In spiaggia ci sono tre ragazzi, probabilmente sono albanesi, con una ragazza, vanno in acqua, scherzano, ridono e incominciano a divertirsi con questa specie di materassino rigido, salgono sulla tavola e si tuffano, ci fanno salire la ragazza, si tuffa anche lei, uno in particolare sarà salito e si sarà tuffato cento volte… si divertono come autentici bambini, forse non sarebbe il massimo incontrarli alle due di notte, ma alle due di giorno di un pomeriggio di luglio non sono più tre ragazzi cresciuti troppo in fretta ma tre bambini che giocano come si fa a otto, nove anni, oppure anche prima.

Non ci vuole una laurea in psicologia per capire cosa sta accadendo, sono ragazzi cresciuti che non hanno giocato, che non hanno mai avuto un “materassino” come quello, salgono e si tuffano, si tuffano e risalgono, con quel movimento incessante che non sente la fatica tipico dei bimbi, con la felicità dei bimbi.

Ma ci sono persone che non sopportano la vista di qualcuno che si diverte, ci sono vecchi uomini che non sopportano tre ragazzi con una giovane ragazza, uomini che si sentono schiaffeggiati dalla gioventù… “e poi come si permettono questi sconosciuti di giocare con qualcosa che non è suo?” Si va bene è più che resistente, non si può rompere però…allora quando l’invidia, la bile sale, uno della compagnia della spiaggia li chiama, uno che non c’entra niente e gli dice che non pensassero di prendere la tavola, che non potevano portarla via… è l’ultima cosa che avrebbero fatto, volevano solo divertirsi, per rendersene conto bastava guardarli con gli occhi e non con la cattiveria, fine della storia.

Anzi la storia continua perché io dico “dai lascia stare, sicuramente conoscendo il proprietario non gli direbbe niente”, infatti dopo pochi minuti arriva questo signore che ha stampata sul viso la sua bontà e dice che non importa…

Ah la riconosco!
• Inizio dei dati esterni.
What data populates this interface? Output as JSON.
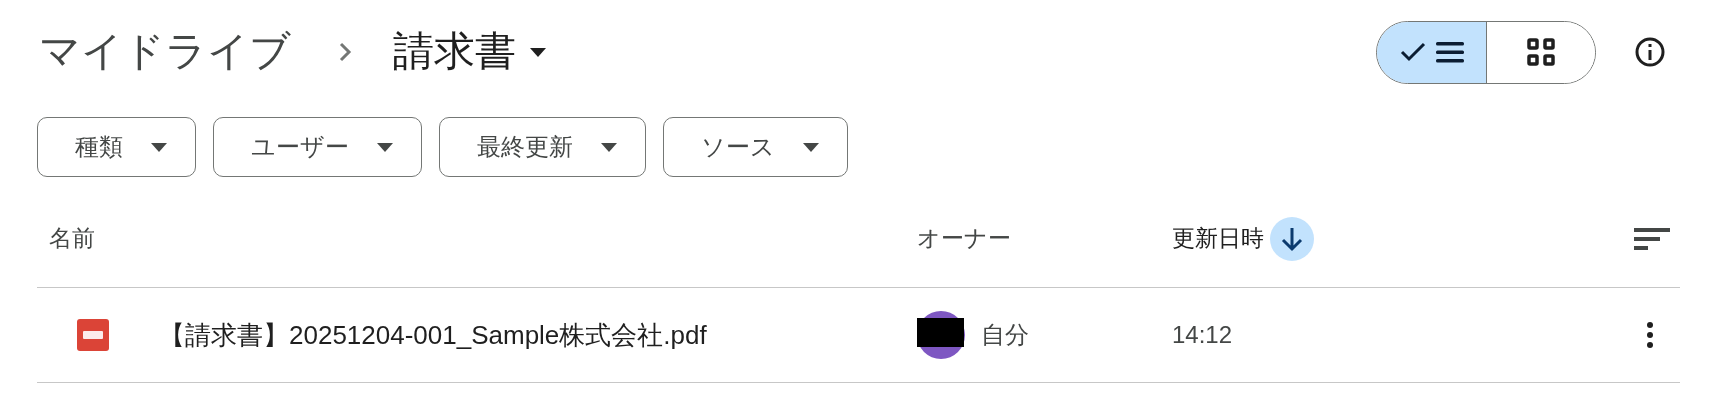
{
  "breadcrumb": {
    "root": "マイドライブ",
    "current": "請求書"
  },
  "view_toggle": [
    {
      "kind": "list",
      "selected": true
    },
    {
      "kind": "grid",
      "selected": false
    }
  ],
  "filters": [
    {
      "label": "種類"
    },
    {
      "label": "ユーザー"
    },
    {
      "label": "最終更新"
    },
    {
      "label": "ソース"
    }
  ],
  "columns": [
    {
      "label": "名前",
      "sorted": false
    },
    {
      "label": "オーナー",
      "sorted": false
    },
    {
      "label": "更新日時",
      "sorted": true
    }
  ],
  "rows": [
    {
      "kind": "pdf",
      "name": "【請求書】20251204-001_Sample株式会社.pdf",
      "owner": "自分",
      "modified": "14:12"
    }
  ]
}
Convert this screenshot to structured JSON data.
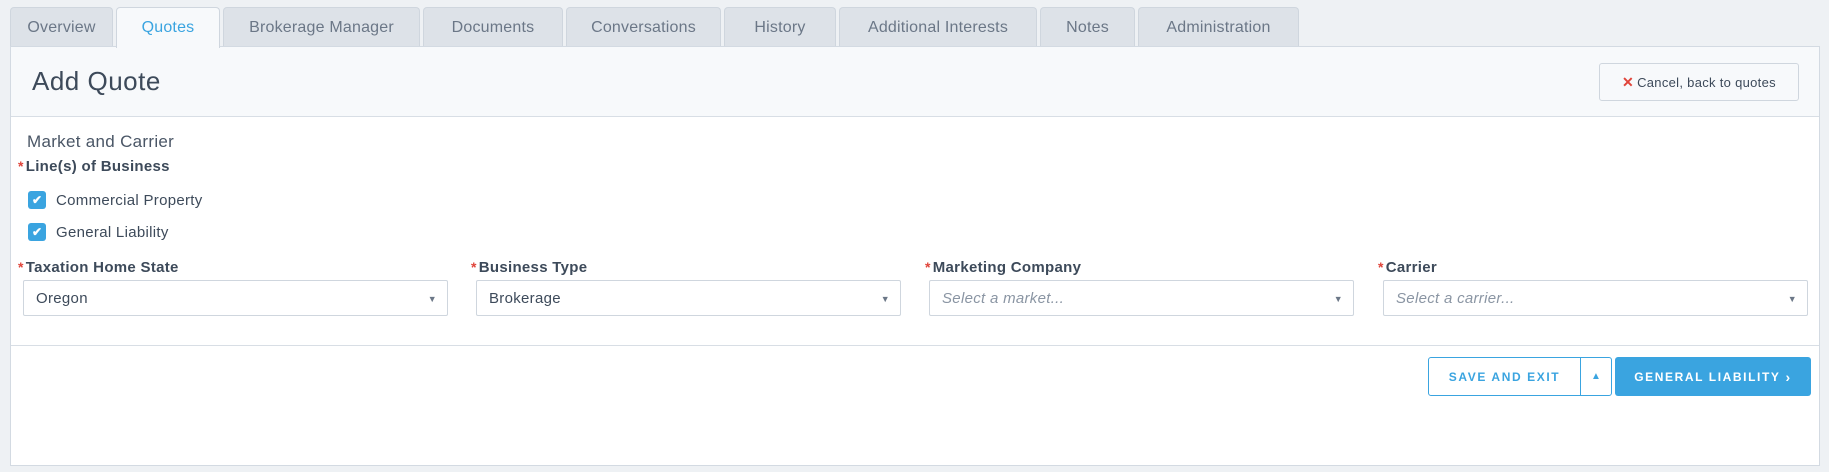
{
  "tabs": [
    {
      "label": "Overview",
      "active": false
    },
    {
      "label": "Quotes",
      "active": true
    },
    {
      "label": "Brokerage Manager",
      "active": false
    },
    {
      "label": "Documents",
      "active": false
    },
    {
      "label": "Conversations",
      "active": false
    },
    {
      "label": "History",
      "active": false
    },
    {
      "label": "Additional Interests",
      "active": false
    },
    {
      "label": "Notes",
      "active": false
    },
    {
      "label": "Administration",
      "active": false
    }
  ],
  "header": {
    "title": "Add Quote",
    "cancel_label": "Cancel, back to quotes",
    "cancel_icon": "close-icon"
  },
  "section": {
    "title": "Market and Carrier"
  },
  "lines_of_business": {
    "label": "Line(s) of Business",
    "required_mark": "*",
    "options": [
      {
        "label": "Commercial Property",
        "checked": true
      },
      {
        "label": "General Liability",
        "checked": true
      }
    ]
  },
  "fields": {
    "taxation_home_state": {
      "label": "Taxation Home State",
      "value": "Oregon",
      "placeholder": ""
    },
    "business_type": {
      "label": "Business Type",
      "value": "Brokerage",
      "placeholder": ""
    },
    "marketing_company": {
      "label": "Marketing Company",
      "value": "",
      "placeholder": "Select a market..."
    },
    "carrier": {
      "label": "Carrier",
      "value": "",
      "placeholder": "Select a carrier..."
    }
  },
  "footer": {
    "save_label": "SAVE AND EXIT",
    "next_label": "GENERAL LIABILITY"
  },
  "colors": {
    "accent": "#3aa4e0",
    "required": "#e0443a"
  }
}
Lei è quella dell’anno scorso e tra un po’ ci sputa perché non avevo difeso una tavola non sua e avevo capito che il proprietario non avrebbe detto niente.

“…si sa che la gente dà buoni consigli sentendosi come Gesù nel tempio, si sa che la gente dà buoni consigli se non può più dare cattivo esempio, così una vecchia mai stata moglie, senza mai figli, senza più voglie…” cantava Fabrizio De Andrè in “Bocca di Rosa” e qui sta il punto dell’intera vicenda perché un tempo quando si dava della zitella a qualcuno lo si diceva per indicare un’assenza di generosità, l’assenza di un qualche istinto materno, mai ci si sarebbe sognati di urlare zitella, stato che peraltro non mi appartiene, magari! a chi scendeva in campo per difendere una piccola bambina di un anno con un braccino rotto.

La rabbia della mamma in quanto tale, era autentica, autentico il suo disagio ed io che “parteggiavo” per la piccola lo facevo perché ero zitella e non capivo “cosa voleva dire avere dei figli..”, oggi, per l’appunto, tutti i quotidiani riportano la notizia, della morte, a Roma, di una bambina di cinque anni, è stata picchiata selvaggiamente, forse anche legata, indagato è il convivente della madre che è stato arrestato, tralascio le vicende del Belgio che esulano dalle violenze in famiglia.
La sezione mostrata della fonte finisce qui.